Simultaneously integrated boost IMRT with limited acceptance of dose inhomogeneity resulted in very satisfactory disease control despite a slight left shift of planning target volume curves on the dose-volume histogram. Considering the treatment tolerance, a careful increase in dose in our patients seems possible. Dose-volume comparisons remain difficult because no international standards have been defined for contouring and volume-related dose distribution.
传统放射技术治疗局部晚期喉癌和下咽癌的疾病控制效果中等,晚期毒性较大。鉴于调强放疗(IMRT)处方剂量缺乏标准化,我们旨在比较同时整合升压 IMRT 方法与已发表结果的结果。

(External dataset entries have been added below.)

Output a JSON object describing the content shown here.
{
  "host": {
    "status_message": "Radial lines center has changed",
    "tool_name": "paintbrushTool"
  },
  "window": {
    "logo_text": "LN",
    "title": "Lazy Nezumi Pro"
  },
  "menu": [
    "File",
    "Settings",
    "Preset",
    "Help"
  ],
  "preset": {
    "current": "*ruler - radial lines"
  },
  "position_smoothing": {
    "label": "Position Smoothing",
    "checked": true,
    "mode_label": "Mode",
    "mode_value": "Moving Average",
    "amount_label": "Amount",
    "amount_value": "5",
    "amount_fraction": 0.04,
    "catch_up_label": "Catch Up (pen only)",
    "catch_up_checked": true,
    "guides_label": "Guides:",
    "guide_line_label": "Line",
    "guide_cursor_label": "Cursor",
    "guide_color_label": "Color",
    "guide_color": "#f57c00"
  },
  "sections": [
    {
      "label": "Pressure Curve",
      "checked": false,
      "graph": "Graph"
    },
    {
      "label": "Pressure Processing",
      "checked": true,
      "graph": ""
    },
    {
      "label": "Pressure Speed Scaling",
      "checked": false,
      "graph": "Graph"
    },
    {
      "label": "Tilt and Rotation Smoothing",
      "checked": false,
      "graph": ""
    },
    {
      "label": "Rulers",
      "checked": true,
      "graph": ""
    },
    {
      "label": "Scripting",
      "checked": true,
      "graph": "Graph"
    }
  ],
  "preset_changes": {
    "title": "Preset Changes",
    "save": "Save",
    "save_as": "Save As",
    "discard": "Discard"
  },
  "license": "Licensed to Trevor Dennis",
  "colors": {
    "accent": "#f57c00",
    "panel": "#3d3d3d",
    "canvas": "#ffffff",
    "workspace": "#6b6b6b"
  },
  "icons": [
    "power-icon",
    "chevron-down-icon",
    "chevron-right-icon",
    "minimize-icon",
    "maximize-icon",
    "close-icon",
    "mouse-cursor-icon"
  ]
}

2002 年 3 月至 2008 年 12 月,65 例下咽癌、31 例声门上癌和 27 例局部晚期声门癌患者接受了根治性 IMRT(86%同时接受化疗)。其中 64%为局部晚期疾病。中位随访时间为 26 个月(范围 3-83 个月),中位随访时间为 21 个月。治疗(2.0-2.2Gy/分次,66-72.6Gy)遵循前瞻性定义的方案。如果升压体积包括一半以上的喉部或咽部的重要部分,则剂量限制为 2.0Gy/分次。
整个队列的 2 年局部、区域和局部区域控制(LRC)率分别为 82%、90%和 77%;无疾病和总生存率分别为 75%和 83%。包括挽救性手术在内的最终 2 年 LRC 率为 86%。2 例 LRC 患者在需要气管造口术之前已经需要进行喉切除术;2 例进一步的 LRC 患者在 IMRT 前需要气管造口术,并且仍然依赖于气管造口术,3 例患者在 IMRT 后仍然依赖于饲管。11 例中的 8 例挽救性喉切除术成功。在所有 123 例患者中,91 例(74%)局部控制良好,生活在功能完好的喉咽中。
同时整合升压 IMRT 接受剂量不均匀性的限制,尽管剂量-体积直方图上的计划靶区曲线略有左移,但仍能获得非常满意的疾病控制。考虑到治疗耐受性,在我们的患者中谨慎增加剂量似乎是可能的。由于尚未为轮廓和体积相关剂量分布定义国际标准,因此剂量-体积比较仍然困难。